Clinoptilolites are a well-known class of natural zeolites which have occasionally been proposed for the separation of gaseous mixtures, usually light gases such as hydrogen, nitrogen, oxygen, argon, methane, etc.
For example, European Patent Application No. 84850131.8 (Publication No. 132 239) describes a process for the separation of oxygen and argon using as the adsorbent raw clinoptilolite, i.e., clinoptilolite which has not been subjected to any ion-exchange.
The separation of gaseous mixtures of methane and nitrogen using both raw clinoptilolite and clinoptilolite which had been ion-exchanged with calcium cations is described in the following publication; T. C. Frankiewicz and R. G. Donnelly, METHANE/NITROGEN SEPARATION OVER THE ZEOLITE CLINOPTILOLITE BY SELECTIVE ADSORPTION OF NITROGEN, Chapter 11, INDUSTRIAL GAS SEPARATION, American Chemical Society, 1983. They disclose that at long adsorption times, adsorption approaches thermodynamic equilibrium and there is a tendency for adsorbed nitrogen to be replaced by methane. However, since methane diffusion is slower than nitrogen diffusion into clinoptilolite, the separation can be made on a rate basis.
Japanese Patent Application (Kokai) No. 61-255,994 discloses a process for producing a high-caloric gas comprising two adsorption zones wherein nitrogen and other non-combustible low-caloric components are removed from a feed gas, e.g., coke oven gas or methane reaction gas, which also contains hydrogen, methane and other hydrocarbons.
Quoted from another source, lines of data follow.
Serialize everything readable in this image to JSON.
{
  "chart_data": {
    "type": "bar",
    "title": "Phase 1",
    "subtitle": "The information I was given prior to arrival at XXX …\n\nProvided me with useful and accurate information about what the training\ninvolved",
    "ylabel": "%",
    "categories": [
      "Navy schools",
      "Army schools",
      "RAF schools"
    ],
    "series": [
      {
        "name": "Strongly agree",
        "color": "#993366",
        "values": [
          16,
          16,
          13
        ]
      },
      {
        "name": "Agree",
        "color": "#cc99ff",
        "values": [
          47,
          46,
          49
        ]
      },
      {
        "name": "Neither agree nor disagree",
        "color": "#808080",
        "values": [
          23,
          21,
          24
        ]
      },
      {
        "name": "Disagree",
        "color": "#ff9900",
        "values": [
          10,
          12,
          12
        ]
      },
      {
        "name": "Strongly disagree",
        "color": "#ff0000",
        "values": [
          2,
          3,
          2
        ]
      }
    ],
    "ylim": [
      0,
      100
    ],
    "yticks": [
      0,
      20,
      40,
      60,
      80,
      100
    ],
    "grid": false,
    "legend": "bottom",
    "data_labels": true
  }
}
This Japanese patent application discloses that the nitrogen is adsorbed on a clinoptilolite adsorbent that may be naturally produced clinoptilolite, natural clinoptilolite that has been crushed as required either in its original form or after ion exchange or other chemical treatment, natural clinoptilolite that has been combined with a suitable binder, then compacted and sintered, natural clinoptilolite that has merely been heat-treated, or from clinoptilolite obtained by a synthetic process. This Japanese patent application does not, however, disclose any specific cations that would be suitable as ion-exchange agents in clinoptilolite for adsorbing ammonia.
Japanese Patent Application (Kokai) No. 62-132,542 discloses an adsorbing and separating composition composed of a clinoptilolite type zeolite containing calcium cations in a mole ratio of CaO/Al.sub.2 O.sub.3 of 0.4 to 0.75. The application discloses that the composition is useful for separating molecules with a kinetic diameter of less than 3.7 .ANG. from molecules with that of 3.7 .ANG.s or greater, e.g., removal of a small quantity of nitrogen from methane gas, or bulk separation of nitrogen from a methane-containing coke oven gas or coal mine draught gas, etc. There is no specific disclosure or suggestion that this adsorbent would be suitable for separating ammonia from feedstreams containing hydrocarbons.
Accordingly, processes are sought which can separate ammonia from hydrocarbons having kinetic diameters of less than about 5 .ANG., e.g., methane, ethane, ethylene, propane and propylene, by adsorption using modified clinoptilolite adsorbents. Moreover, processes for the production of the modified clinoptilolite adsorbents are sought.